Yes, our world is filled with hate. Sure, that’s nothing new, it’s been around throughout human history. Yet, it somehow feels worse than ever. Even before the horrific Hamas attack on Israel, it had become unbearable to watch the news. There was Russia’s unprovoked attack on Ukraine, the senseless gun violence and almost daily mass shootings in the United States, and the greedy, dishonest politicians who unabashedly cheat, lie and fan the flames of bigotry in order to win power.  Unfortunately, the list goes on and on.

There are days I simply want to pull the covers over my head and stay in bed. But, strangely enough, the one place I find comfort is within the maze of hallways that connect Barnes-Jewish Hospital, Siteman Cancer Center and Washington University School of Medicine in the Central West End.
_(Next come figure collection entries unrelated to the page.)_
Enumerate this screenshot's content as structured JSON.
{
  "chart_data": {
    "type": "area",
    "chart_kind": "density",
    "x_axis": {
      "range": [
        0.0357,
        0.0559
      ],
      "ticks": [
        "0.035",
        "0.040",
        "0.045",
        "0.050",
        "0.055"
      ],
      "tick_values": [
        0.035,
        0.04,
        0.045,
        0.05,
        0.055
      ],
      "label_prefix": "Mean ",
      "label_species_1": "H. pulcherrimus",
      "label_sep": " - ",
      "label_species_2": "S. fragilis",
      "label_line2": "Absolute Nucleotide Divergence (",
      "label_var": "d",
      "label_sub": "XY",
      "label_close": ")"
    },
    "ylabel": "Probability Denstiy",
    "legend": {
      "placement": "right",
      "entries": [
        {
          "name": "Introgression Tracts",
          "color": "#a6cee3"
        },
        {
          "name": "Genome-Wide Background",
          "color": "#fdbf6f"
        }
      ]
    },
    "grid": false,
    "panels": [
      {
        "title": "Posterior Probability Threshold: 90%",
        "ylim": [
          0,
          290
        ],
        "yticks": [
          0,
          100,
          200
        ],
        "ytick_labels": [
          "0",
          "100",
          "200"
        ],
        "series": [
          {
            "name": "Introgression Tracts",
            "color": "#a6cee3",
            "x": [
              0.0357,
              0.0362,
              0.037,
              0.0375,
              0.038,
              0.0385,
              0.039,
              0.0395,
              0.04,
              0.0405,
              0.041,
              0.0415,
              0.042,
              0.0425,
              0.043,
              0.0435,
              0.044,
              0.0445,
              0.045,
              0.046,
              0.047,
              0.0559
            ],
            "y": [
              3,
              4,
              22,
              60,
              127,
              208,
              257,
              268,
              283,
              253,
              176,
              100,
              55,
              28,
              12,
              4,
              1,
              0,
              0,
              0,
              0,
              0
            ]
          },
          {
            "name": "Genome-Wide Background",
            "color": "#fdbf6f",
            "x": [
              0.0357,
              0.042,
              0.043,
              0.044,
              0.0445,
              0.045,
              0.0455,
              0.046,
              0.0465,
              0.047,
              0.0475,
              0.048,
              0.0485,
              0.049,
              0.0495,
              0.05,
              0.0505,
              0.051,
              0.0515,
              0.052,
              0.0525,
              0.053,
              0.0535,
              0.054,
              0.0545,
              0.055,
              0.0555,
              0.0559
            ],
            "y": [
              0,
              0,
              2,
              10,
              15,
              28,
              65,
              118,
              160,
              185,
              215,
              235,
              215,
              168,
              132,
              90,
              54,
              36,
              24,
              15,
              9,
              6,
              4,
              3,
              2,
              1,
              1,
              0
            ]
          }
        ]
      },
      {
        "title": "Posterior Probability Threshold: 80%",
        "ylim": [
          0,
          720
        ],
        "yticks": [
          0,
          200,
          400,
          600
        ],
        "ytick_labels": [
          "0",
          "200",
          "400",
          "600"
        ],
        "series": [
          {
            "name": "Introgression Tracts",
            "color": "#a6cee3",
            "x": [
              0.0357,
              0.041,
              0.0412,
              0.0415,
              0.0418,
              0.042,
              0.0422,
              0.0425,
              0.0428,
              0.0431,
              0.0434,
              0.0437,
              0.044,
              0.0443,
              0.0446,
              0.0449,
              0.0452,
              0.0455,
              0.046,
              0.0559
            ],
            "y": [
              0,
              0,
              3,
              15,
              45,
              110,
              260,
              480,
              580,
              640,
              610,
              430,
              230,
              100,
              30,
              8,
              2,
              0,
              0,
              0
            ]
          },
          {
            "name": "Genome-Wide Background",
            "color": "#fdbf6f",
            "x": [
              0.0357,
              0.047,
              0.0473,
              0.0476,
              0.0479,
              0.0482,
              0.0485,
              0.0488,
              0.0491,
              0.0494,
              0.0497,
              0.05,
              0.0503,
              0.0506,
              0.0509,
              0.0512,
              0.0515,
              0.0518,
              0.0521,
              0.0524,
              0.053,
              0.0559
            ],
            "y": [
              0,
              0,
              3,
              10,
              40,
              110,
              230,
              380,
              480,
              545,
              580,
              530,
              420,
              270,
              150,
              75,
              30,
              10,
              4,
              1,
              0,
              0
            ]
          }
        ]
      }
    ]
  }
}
No, I’m not a doctor or a nurse or any kind of medical professional. I’m a volunteer who never saw any of this coming when I retired from a writing job last year. Of course, I wanted to stay busy and find a way to give back. But my choice of location wasn’t totally altruistic.

To be honest, the Barnes-Jewish and Washington University campus is the only place in all of St. Louis that reminds me of New York City, where I worked as a journalist most of my adult life. Although I moved here for family reasons, St. Louis has never completely felt like home except for when I’m on the medical campus. There’s lots of foot traffic, everybody is in a hurry and it’s a melting pot of folks with different accents, skin colors, religions, gender identities–you name it. And, for heaven’s sake, nobody cares where you went to high school. They have a lot more important things on their minds.

But as time has passed, I realize it’s a lot more than the environment that draws me to the place. It’s even more than the good feeling that comes from giving assistance. It’s the kindness and compassion I see every day that I’m there.  And it’s more than medical and support staff interacting with patients and their families. There are the complete strangers who, out-of-the-blue, are gracious to each other. They readily reach out to lend a hand or a kind word to someone they feel needs it.

I could give dozens and dozens of anecdotes, but one that especially gives me hope for humankind happened recently in the Siteman Cancer Center seventh floor waiting room at the Center for Advanced Medicine. One of my volunteer duties is helping at the information desk, where I have a good view of most of the floor. Since our patients and their caregivers are adults, it’s usually pretty quiet. But sometimes there are children who wait with relatives while a family member gets treatment or is seen by a doctor.

On this particular afternoon, there was a white mother with a toddler-aged daughter who broke the room’s silence with giggles of delight as she escaped the mom’s grasp and raced across the floor. As their wait grew longer, the mom was obviously getting tired and having trouble keeping up with the tiny child.

The situation caught the eye of a little Black girl, maybe around six or seven-years-old, who was sitting with her own mother. The girl leapt up, ran over to the white mother and asked if she could play with the toddler. The mom readily agreed with a huge smile of relief.

Things quieted down as the two girls became engrossed in their games and storytelling. They didn’t stop until the Black family was ready to leave. The Black girl said goodbye and walked with her parents towards the elevator. But the toddler made a beeline for them with her arms outstretched towards her new friend. The Black girl stopped and reached down to hug the child and kissed her cheek.

Here was the light. It was love in its purest and most natural form. Hate, quite clearly, is an evil lesson that is taught.

I pray these two girls never learn it.

Gail Appleson is a freelance writer and volunteer at Barnes-Jewish Hospital and Siteman Cancer Center. She is a member of Kol Rinah in St. Louis and Beth Sholom in Memphis, Tenn.